Earlier in the month, it published some 91,000 files containing highly confidential information about the US-led war in Afghanistan. The documents included accounts of how the coalition forces had killed or wounded Afghan civilians in unreported attacks.

Not the entire leaked materials have been examined yet, Assange said, thus raising the prospects of further unwelcome expositions. "Well, the entire teams of WikiLeaks, New York Times and Der Spiegel have only gone through in detail about 2,000 of these reports. That is about 2% of the total."
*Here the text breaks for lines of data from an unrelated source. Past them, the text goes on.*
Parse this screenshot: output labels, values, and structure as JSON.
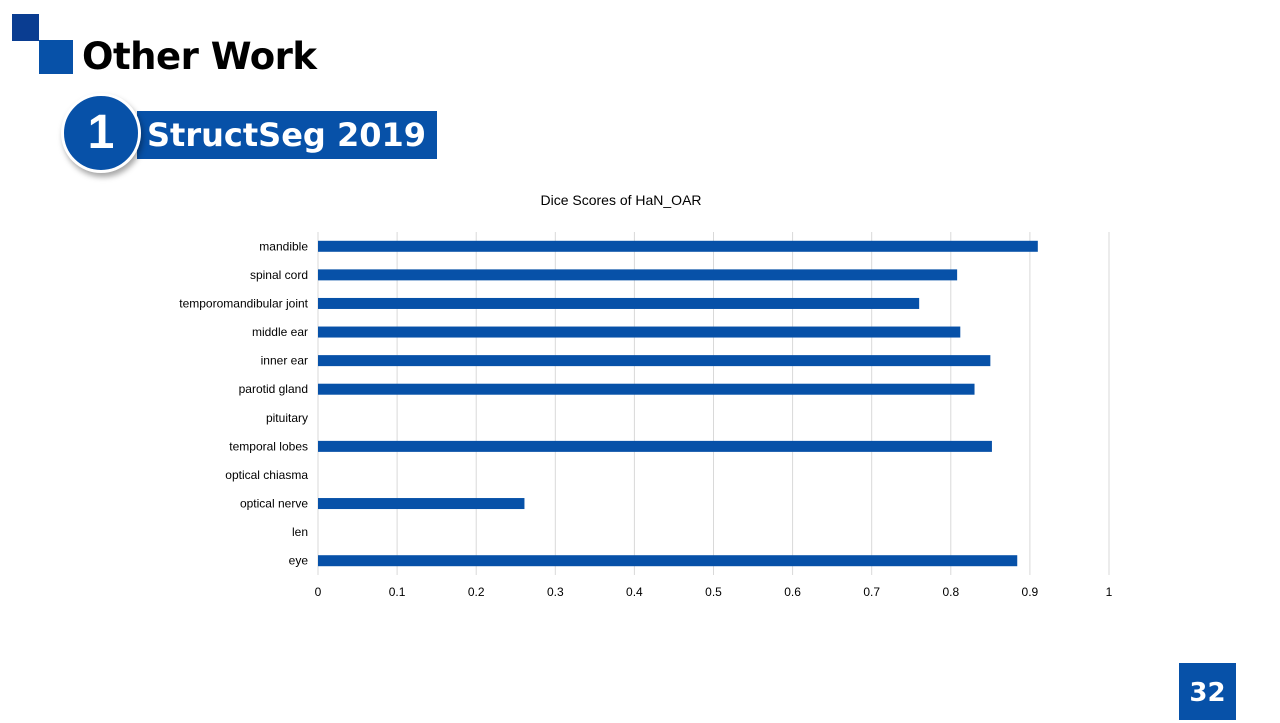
{
  "slide": {
    "title": "Other Work",
    "section_number": "1",
    "section_title": "StructSeg 2019",
    "page_number": "32"
  },
  "colors": {
    "brand_blue": "#0751a8",
    "brand_dark": "#0a3d91",
    "bar": "#0751a8",
    "grid": "#d9d9d9"
  },
  "chart_data": {
    "type": "bar",
    "orientation": "horizontal",
    "title": "Dice Scores of HaN_OAR",
    "xlabel": "",
    "ylabel": "",
    "categories": [
      "mandible",
      "spinal cord",
      "temporomandibular joint",
      "middle ear",
      "inner ear",
      "parotid gland",
      "pituitary",
      "temporal lobes",
      "optical chiasma",
      "optical nerve",
      "len",
      "eye"
    ],
    "values": [
      0.91,
      0.808,
      0.76,
      0.812,
      0.85,
      0.83,
      0,
      0.852,
      0,
      0.261,
      0,
      0.884
    ],
    "xlim": [
      0,
      1
    ],
    "xticks": [
      "0",
      "0.1",
      "0.2",
      "0.3",
      "0.4",
      "0.5",
      "0.6",
      "0.7",
      "0.8",
      "0.9",
      "1"
    ],
    "grid": true,
    "legend": "none"
  }
}
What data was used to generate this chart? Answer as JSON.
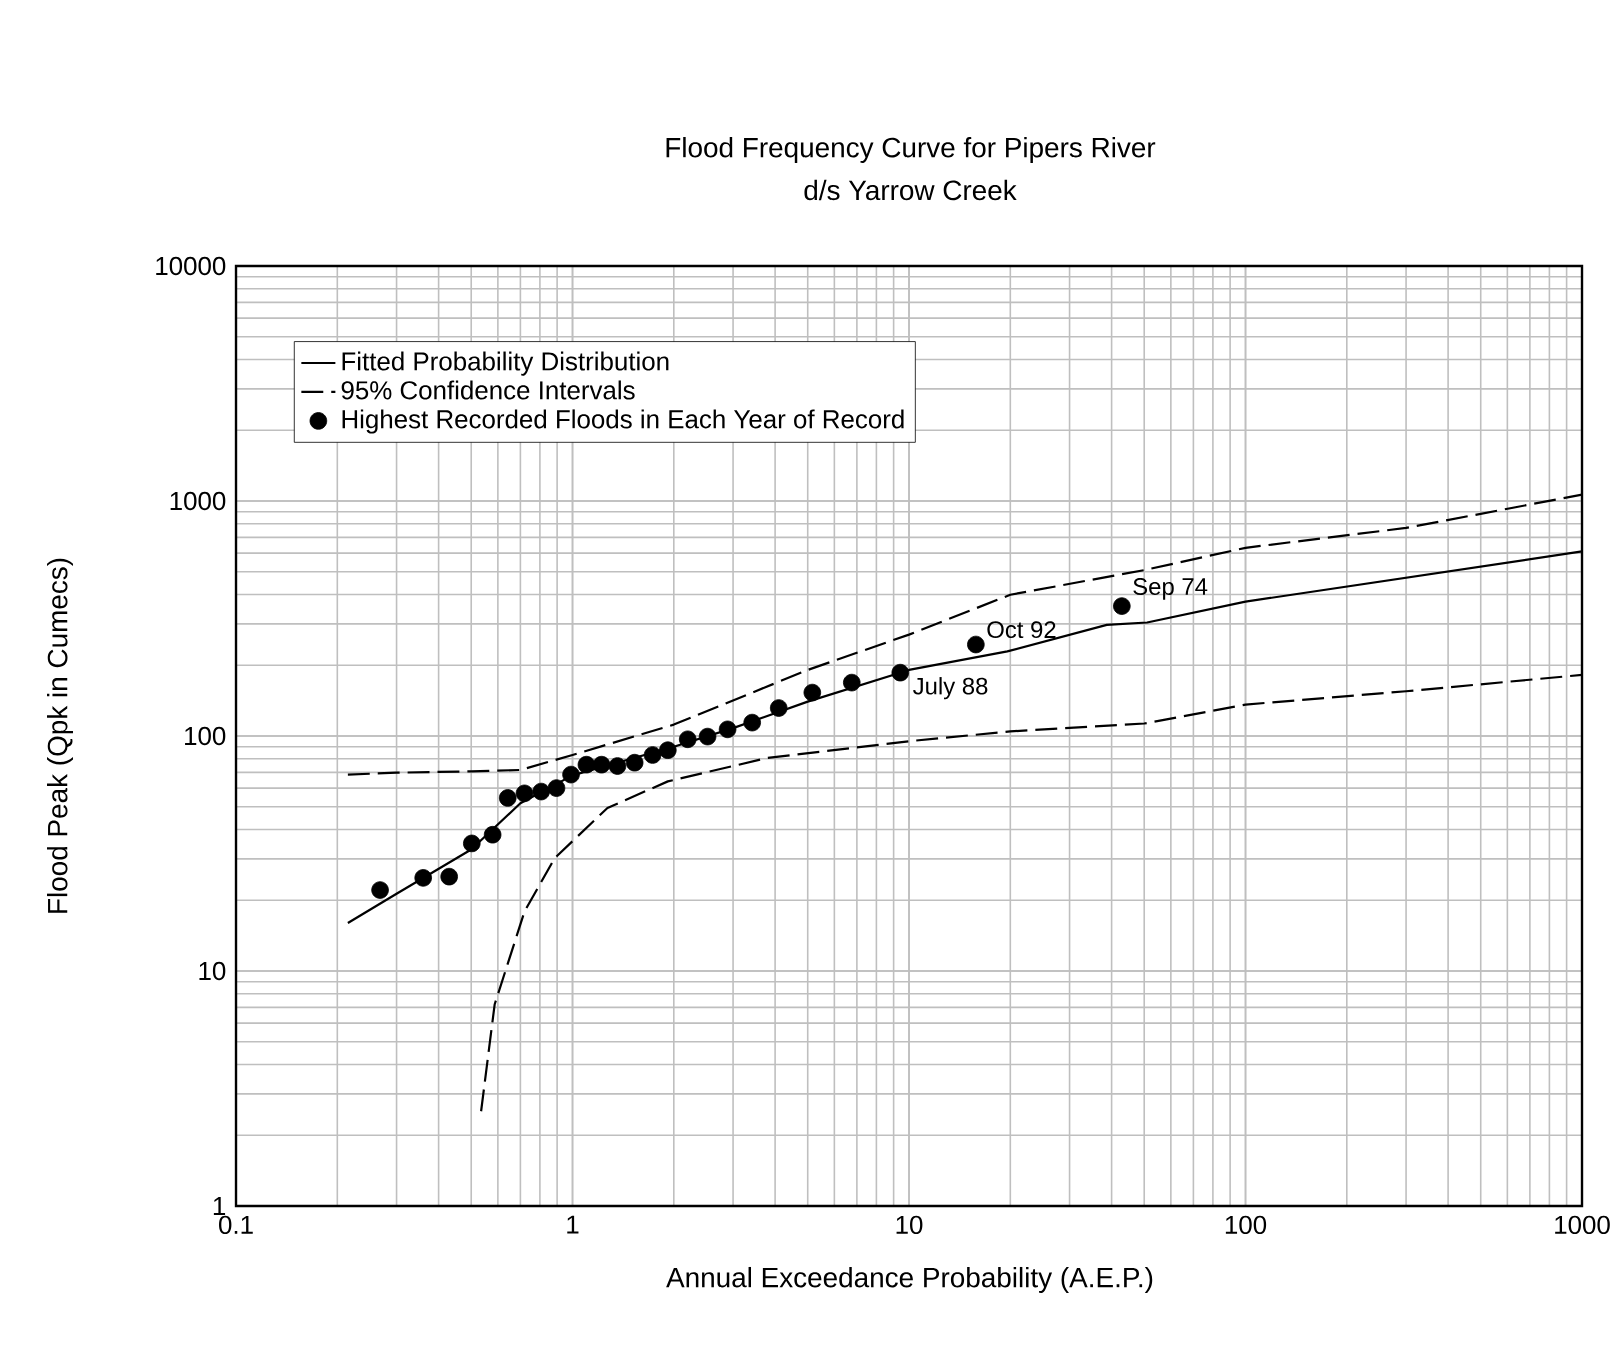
{
  "chart_data": {
    "type": "line",
    "title": "Flood Frequency Curve for Pipers River",
    "subtitle": "d/s Yarrow Creek",
    "xlabel": "Annual Exceedance Probability (A.E.P.)",
    "ylabel": "Flood Peak (Qpk in Cumecs)",
    "log": "xy",
    "grid": true,
    "legend": "top left",
    "xlim": [
      0.1,
      1000
    ],
    "ylim": [
      1,
      10000
    ],
    "xticks": [
      0.1,
      1,
      10,
      100,
      1000
    ],
    "yticks": [
      1,
      10,
      100,
      1000,
      10000
    ],
    "series": [
      {
        "name": "Fitted Probability Distribution",
        "color": "#000000",
        "line_style": "solid",
        "marker": "none",
        "x": [
          0.215,
          0.3,
          0.5,
          0.7,
          1,
          2,
          3,
          5,
          10,
          19.6,
          38.7,
          51,
          100,
          1000
        ],
        "values": [
          16,
          21.3,
          32.9,
          51.7,
          68,
          90,
          108,
          140,
          191,
          229,
          297,
          304,
          373,
          610
        ]
      },
      {
        "name": "95% Confidence Intervals",
        "color": "#000000",
        "line_style": "dashed",
        "marker": "none",
        "x": [
          0.215,
          0.3,
          0.5,
          0.7,
          1,
          2,
          5,
          10,
          20,
          50,
          100,
          300,
          1000
        ],
        "values": [
          68.5,
          69.8,
          70.7,
          71.7,
          83,
          111.8,
          191,
          270,
          399,
          508,
          632,
          768,
          1064
        ]
      },
      {
        "color": "#000000",
        "line_style": "dashed",
        "marker": "none",
        "x": [
          0.535,
          0.587,
          0.72,
          0.885,
          1.27,
          1.92,
          3.79,
          10,
          20,
          50,
          100,
          300,
          1000
        ],
        "values": [
          2.53,
          7.2,
          17.9,
          30.2,
          49.4,
          64.1,
          80.6,
          95,
          104.6,
          113,
          136,
          155,
          182
        ]
      },
      {
        "name": "Highest Recorded Floods in Each Year of Record",
        "type": "scatter",
        "color": "#000000",
        "marker": "circle",
        "x": [
          0.268,
          0.36,
          0.43,
          0.502,
          0.579,
          0.642,
          0.72,
          0.807,
          0.896,
          0.99,
          1.1,
          1.22,
          1.36,
          1.53,
          1.73,
          1.92,
          2.2,
          2.52,
          2.89,
          3.42,
          4.1,
          5.16,
          6.76,
          9.42,
          15.8,
          42.9
        ],
        "values": [
          22.1,
          24.9,
          25.2,
          34.9,
          38,
          54.5,
          57,
          58,
          60,
          68.5,
          75.5,
          75.5,
          74.5,
          77,
          83,
          87,
          96.8,
          99.4,
          106.7,
          114,
          131.5,
          153,
          168.7,
          186,
          245,
          357
        ]
      }
    ],
    "annotations": [
      {
        "text": "July 88",
        "x": 9.42,
        "y": 186
      },
      {
        "text": "Oct 92",
        "x": 15.8,
        "y": 245
      },
      {
        "text": "Sep 74",
        "x": 42.9,
        "y": 357
      }
    ]
  }
}
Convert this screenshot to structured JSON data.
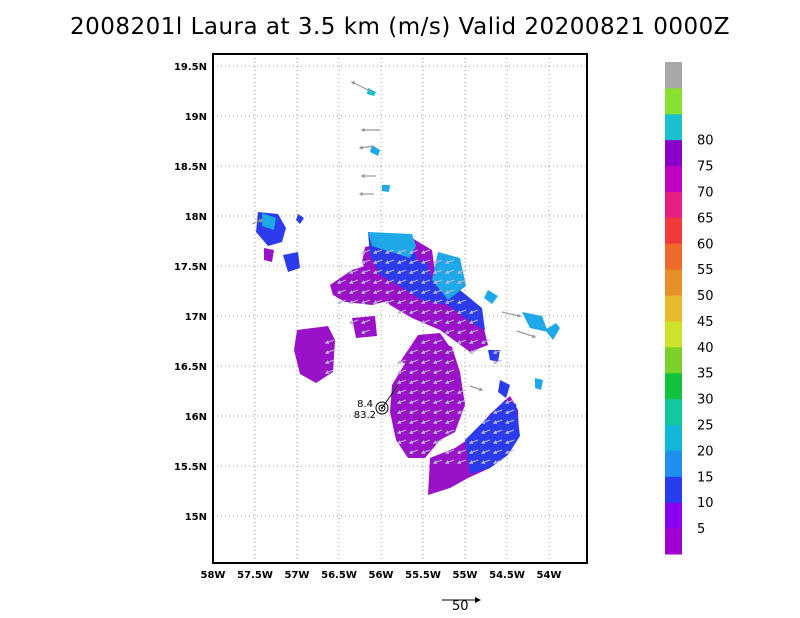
{
  "title": "2008201l Laura at 3.5 km (m/s) Valid 20200821 0000Z",
  "lat_labels": [
    "19.5N",
    "19N",
    "18.5N",
    "18N",
    "17.5N",
    "17N",
    "16.5N",
    "16N",
    "15.5N",
    "15N"
  ],
  "lon_labels": [
    "58W",
    "57.5W",
    "57W",
    "56.5W",
    "56W",
    "55.5W",
    "55W",
    "54.5W",
    "54W"
  ],
  "colorbar": {
    "colors": [
      "#a000d0",
      "#8800ee",
      "#2a3cf0",
      "#1f8ff0",
      "#11b8d8",
      "#12c8a0",
      "#11c23c",
      "#7bd12a",
      "#cfe22a",
      "#e6ba2a",
      "#e6902a",
      "#ee6a2a",
      "#f03a3a",
      "#e81e82",
      "#c000c0",
      "#8a00c8",
      "#18c0d0",
      "#88e030",
      "#a8a8a8"
    ],
    "tick_labels": [
      "5",
      "10",
      "15",
      "20",
      "25",
      "30",
      "35",
      "40",
      "45",
      "50",
      "55",
      "60",
      "65",
      "70",
      "75",
      "80"
    ]
  },
  "center_annotation": {
    "top": "8.4",
    "bottom": "83.2"
  },
  "vector_scale_label": "50"
}
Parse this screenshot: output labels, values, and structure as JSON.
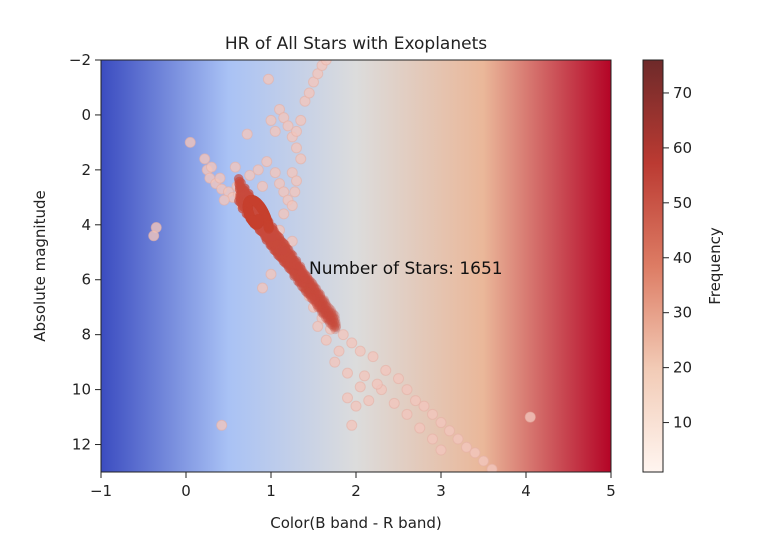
{
  "chart_data": {
    "type": "scatter",
    "title": "HR of All Stars with Exoplanets",
    "xlabel": "Color(B band - R band)",
    "ylabel": "Absolute magnitude",
    "xlim": [
      -1,
      5
    ],
    "ylim": [
      13,
      -2
    ],
    "y_inverted": true,
    "x_ticks": [
      "−1",
      "0",
      "1",
      "2",
      "3",
      "4",
      "5"
    ],
    "y_ticks": [
      "−2",
      "0",
      "2",
      "4",
      "6",
      "8",
      "10",
      "12"
    ],
    "colorbar": {
      "label": "Frequency",
      "range": [
        1,
        76
      ],
      "ticks": [
        "10",
        "20",
        "30",
        "40",
        "50",
        "60",
        "70"
      ],
      "colormap": "reds"
    },
    "background_gradient": [
      "#3b4cc0",
      "#a9c2f5",
      "#dcdcdc",
      "#eab799",
      "#b40426"
    ],
    "annotation": "Number of Stars: 1651",
    "point_color": "#c84a3c",
    "grid": false,
    "points": [
      [
        0.05,
        1.0
      ],
      [
        0.22,
        1.6
      ],
      [
        0.25,
        2.0
      ],
      [
        0.28,
        2.3
      ],
      [
        0.3,
        1.9
      ],
      [
        0.35,
        2.5
      ],
      [
        0.42,
        2.7
      ],
      [
        0.5,
        2.8
      ],
      [
        0.55,
        3.0
      ],
      [
        0.62,
        2.9
      ],
      [
        0.66,
        3.3
      ],
      [
        0.7,
        3.1
      ],
      [
        0.6,
        2.6
      ],
      [
        0.58,
        1.9
      ],
      [
        0.75,
        2.2
      ],
      [
        0.85,
        2.0
      ],
      [
        0.9,
        2.6
      ],
      [
        0.95,
        1.7
      ],
      [
        1.05,
        2.1
      ],
      [
        1.1,
        2.5
      ],
      [
        1.15,
        2.8
      ],
      [
        1.2,
        3.1
      ],
      [
        0.72,
        0.7
      ],
      [
        0.97,
        -1.3
      ],
      [
        1.0,
        0.2
      ],
      [
        1.05,
        0.6
      ],
      [
        1.1,
        -0.2
      ],
      [
        1.15,
        0.1
      ],
      [
        1.2,
        0.4
      ],
      [
        1.25,
        0.8
      ],
      [
        1.3,
        0.6
      ],
      [
        1.35,
        0.2
      ],
      [
        1.4,
        -0.5
      ],
      [
        1.45,
        -0.8
      ],
      [
        1.5,
        -1.2
      ],
      [
        1.55,
        -1.5
      ],
      [
        1.6,
        -1.8
      ],
      [
        1.65,
        -2.0
      ],
      [
        1.3,
        1.2
      ],
      [
        1.35,
        1.6
      ],
      [
        1.25,
        2.1
      ],
      [
        1.3,
        2.4
      ],
      [
        1.28,
        2.8
      ],
      [
        0.4,
        2.3
      ],
      [
        0.45,
        3.1
      ],
      [
        1.25,
        3.3
      ],
      [
        1.15,
        3.6
      ],
      [
        1.1,
        4.2
      ],
      [
        1.25,
        4.6
      ],
      [
        -0.35,
        4.1
      ],
      [
        -0.38,
        4.4
      ],
      [
        0.42,
        11.3
      ],
      [
        0.9,
        6.3
      ],
      [
        1.0,
        5.8
      ],
      [
        1.95,
        11.3
      ],
      [
        4.05,
        11.0
      ],
      [
        3.6,
        12.9
      ],
      [
        2.2,
        8.8
      ],
      [
        2.35,
        9.3
      ],
      [
        2.5,
        9.6
      ],
      [
        2.6,
        10.0
      ],
      [
        2.7,
        10.4
      ],
      [
        2.8,
        10.6
      ],
      [
        2.9,
        10.9
      ],
      [
        3.0,
        11.2
      ],
      [
        3.1,
        11.5
      ],
      [
        3.2,
        11.8
      ],
      [
        3.3,
        12.1
      ],
      [
        3.4,
        12.3
      ],
      [
        3.5,
        12.6
      ],
      [
        1.9,
        10.3
      ],
      [
        2.0,
        10.6
      ],
      [
        2.1,
        9.5
      ],
      [
        2.3,
        10.0
      ],
      [
        2.45,
        10.5
      ],
      [
        2.6,
        10.9
      ],
      [
        2.75,
        11.4
      ],
      [
        2.9,
        11.8
      ],
      [
        3.0,
        12.2
      ],
      [
        2.25,
        9.8
      ],
      [
        1.85,
        8.0
      ],
      [
        1.95,
        8.3
      ],
      [
        2.05,
        8.6
      ],
      [
        1.8,
        8.6
      ],
      [
        1.7,
        7.8
      ],
      [
        1.6,
        7.4
      ],
      [
        1.5,
        7.0
      ],
      [
        1.45,
        6.6
      ],
      [
        1.55,
        7.7
      ],
      [
        1.65,
        8.2
      ],
      [
        1.75,
        9.0
      ],
      [
        1.9,
        9.4
      ],
      [
        2.05,
        9.9
      ],
      [
        2.15,
        10.4
      ]
    ]
  }
}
The so-called counter-insurgency operations, which Assange called disaster, have left many thousands of Afghan civilians dead since their 2001 initiation. "This war has continued for the past nine years. We can see from the start of the past six years, that is two-thirds of that time that the violence has been escalating…. This war is going to a bad place."

Investigators with the United States Defense Department launched a hunt for Assange last month as the website was feared to publish classified Pentagon cables.

The director of the Federal Bureau of Investigation (FBI), Robert Mueller said the security apparatus would also assist an underway criminal investigation by the Pentagon into the thousands-strong war leaks.

Assange has, however, said, "We have a lot of supporters, including within the US military … They know that we are after the bad guys and we don't want to expose the good intelligence operations that are happening."